FDA Grants Full Approval to Donanemab for Alzheimer's Disease: Amyloid Plaque Reduction Up to 84% in 2026

What Is Donanemab and How Does It Treat Alzheimer's Disease?

Donanemab (brand name Kisunla), developed by Eli Lilly, is a humanized IgG1 monoclonal antibody that specifically targets N3pG-modified amyloid-beta, a form of amyloid plaque found predominantly in established brain deposits. Unlike lecanemab, which targets soluble amyloid protofibrils, donanemab binds to deposited plaques and facilitates their clearance through microglial phagocytosis. The drug is administered as an intravenous infusion every four weeks.

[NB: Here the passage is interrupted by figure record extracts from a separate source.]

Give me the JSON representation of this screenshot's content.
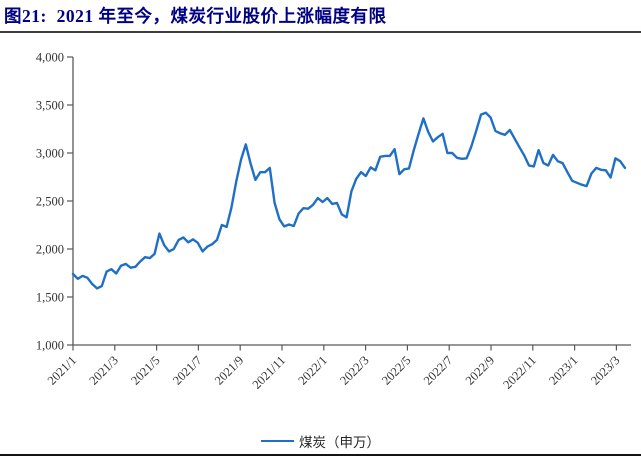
{
  "figure": {
    "title": "图21:  2021 年至今，煤炭行业股价上涨幅度有限",
    "legend_label": "煤炭（申万）"
  },
  "colors": {
    "title_text": "#000082",
    "line": "#1F70C5",
    "axis": "#595959",
    "tick_text": "#333333"
  },
  "chart_data": {
    "type": "line",
    "title": "2021 年至今，煤炭行业股价上涨幅度有限",
    "xlabel": "",
    "ylabel": "",
    "ylim": [
      1000,
      4000
    ],
    "y_step": 500,
    "grid": false,
    "legend": {
      "position": "bottom",
      "entries": [
        "煤炭（申万）"
      ]
    },
    "y_tick_labels": [
      "4,000",
      "3,500",
      "3,000",
      "2,500",
      "2,000",
      "1,500",
      "1,000"
    ],
    "x_tick_labels": [
      "2021/1",
      "2021/3",
      "2021/5",
      "2021/7",
      "2021/9",
      "2021/11",
      "2022/1",
      "2022/3",
      "2022/5",
      "2022/7",
      "2022/9",
      "2022/11",
      "2023/1",
      "2023/3"
    ],
    "x_unit": "weekly",
    "series": [
      {
        "name": "煤炭（申万）",
        "values": [
          1740,
          1690,
          1720,
          1700,
          1635,
          1590,
          1615,
          1765,
          1790,
          1745,
          1825,
          1845,
          1805,
          1815,
          1870,
          1915,
          1905,
          1950,
          2160,
          2040,
          1975,
          2000,
          2095,
          2120,
          2070,
          2100,
          2065,
          1975,
          2025,
          2050,
          2095,
          2250,
          2230,
          2430,
          2700,
          2930,
          3090,
          2890,
          2720,
          2800,
          2800,
          2845,
          2480,
          2310,
          2235,
          2255,
          2240,
          2370,
          2425,
          2420,
          2460,
          2530,
          2490,
          2530,
          2470,
          2480,
          2360,
          2330,
          2600,
          2730,
          2800,
          2760,
          2850,
          2820,
          2960,
          2970,
          2970,
          3040,
          2780,
          2830,
          2840,
          3030,
          3200,
          3360,
          3220,
          3120,
          3165,
          3200,
          3000,
          3000,
          2950,
          2940,
          2945,
          3070,
          3230,
          3400,
          3420,
          3370,
          3230,
          3205,
          3190,
          3240,
          3150,
          3060,
          2975,
          2870,
          2860,
          3030,
          2895,
          2870,
          2980,
          2915,
          2895,
          2800,
          2710,
          2690,
          2670,
          2655,
          2785,
          2845,
          2825,
          2820,
          2745,
          2945,
          2915,
          2845
        ]
      }
    ]
  }
}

The pivotal TRAILBLAZER-ALZ 2 trial, published in JAMA in 2023, enrolled 1,736 participants with early symptomatic Alzheimer's disease and confirmed amyloid pathology via PET imaging. Results demonstrated that approximately 84% of participants achieved amyloid plaque clearance to near-normal levels within 12 months of treatment, with about 52% of patients able to discontinue treatment after achieving clearance — a unique feature among anti-amyloid therapies. Longer-term follow-up data supporting sustained clinical benefit contributed to the FDA's decision to grant full traditional approval.

How Effective Is Donanemab Compared to Other Alzheimer's Treatments?

In the combined low/medium tau population of the TRAILBLAZER-ALZ 2 trial, donanemab slowed decline on the integrated Alzheimer's Disease Rating Scale (iADRS) by 35% and on the Clinical Dementia Rating–Sum of Boxes (CDR-SB) by 36% compared to placebo over 76 weeks. For patients in the low tau subgroup — representing earlier-stage disease — the benefit was even more pronounced, with approximately 40% slower decline on iADRS. Head-to-head comparisons with lecanemab are not available, but indirect analysis suggests comparable or slightly greater clinical benefit.

The most significant differentiator is donanemab's time-limited dosing regimen. Because treatment can be stopped once amyloid plaques are cleared, the average treatment duration is approximately 12 months, compared to lecanemab's indefinite biweekly infusions. This translates to lower lifetime treatment costs and reduced patient burden. However, ARIA (amyloid-related imaging abnormalities) occurred in approximately 24% of donanemab-treated patients, with symptomatic ARIA-E (edema) reported in about 6% of cases. The FDA label requires regular MRI monitoring during and after treatment.

What Does Full FDA Approval Mean for Patient Access?

The transition from accelerated to full traditional approval is expected to significantly expand patient access. Under accelerated approval, the Centers for Medicare and Medicaid Services (CMS) had imposed a coverage with evidence development (CED) requirement, limiting Medicare reimbursement to patients enrolled in qualifying clinical registries — a framework previously applied to lecanemab. With full approval, CMS is expected to issue a revised National Coverage Determination removing the registry requirement and allowing standard Part B coverage for eligible patients, as it did when lecanemab received full approval in 2023.

Eli Lilly set the wholesale acquisition cost at approximately $32,000 per year of treatment when Kisunla first launched in 2024. The time-limited dosing regimen potentially reduces total per-patient treatment costs compared to indefinite therapies. Major private insurers are expected to broaden coverage following full approval. The Alzheimer's Association estimates that over 6.9 million Americans are living with Alzheimer's disease, though the number eligible for anti-amyloid therapy is considerably smaller, limited to those with early symptomatic disease and confirmed amyloid pathology.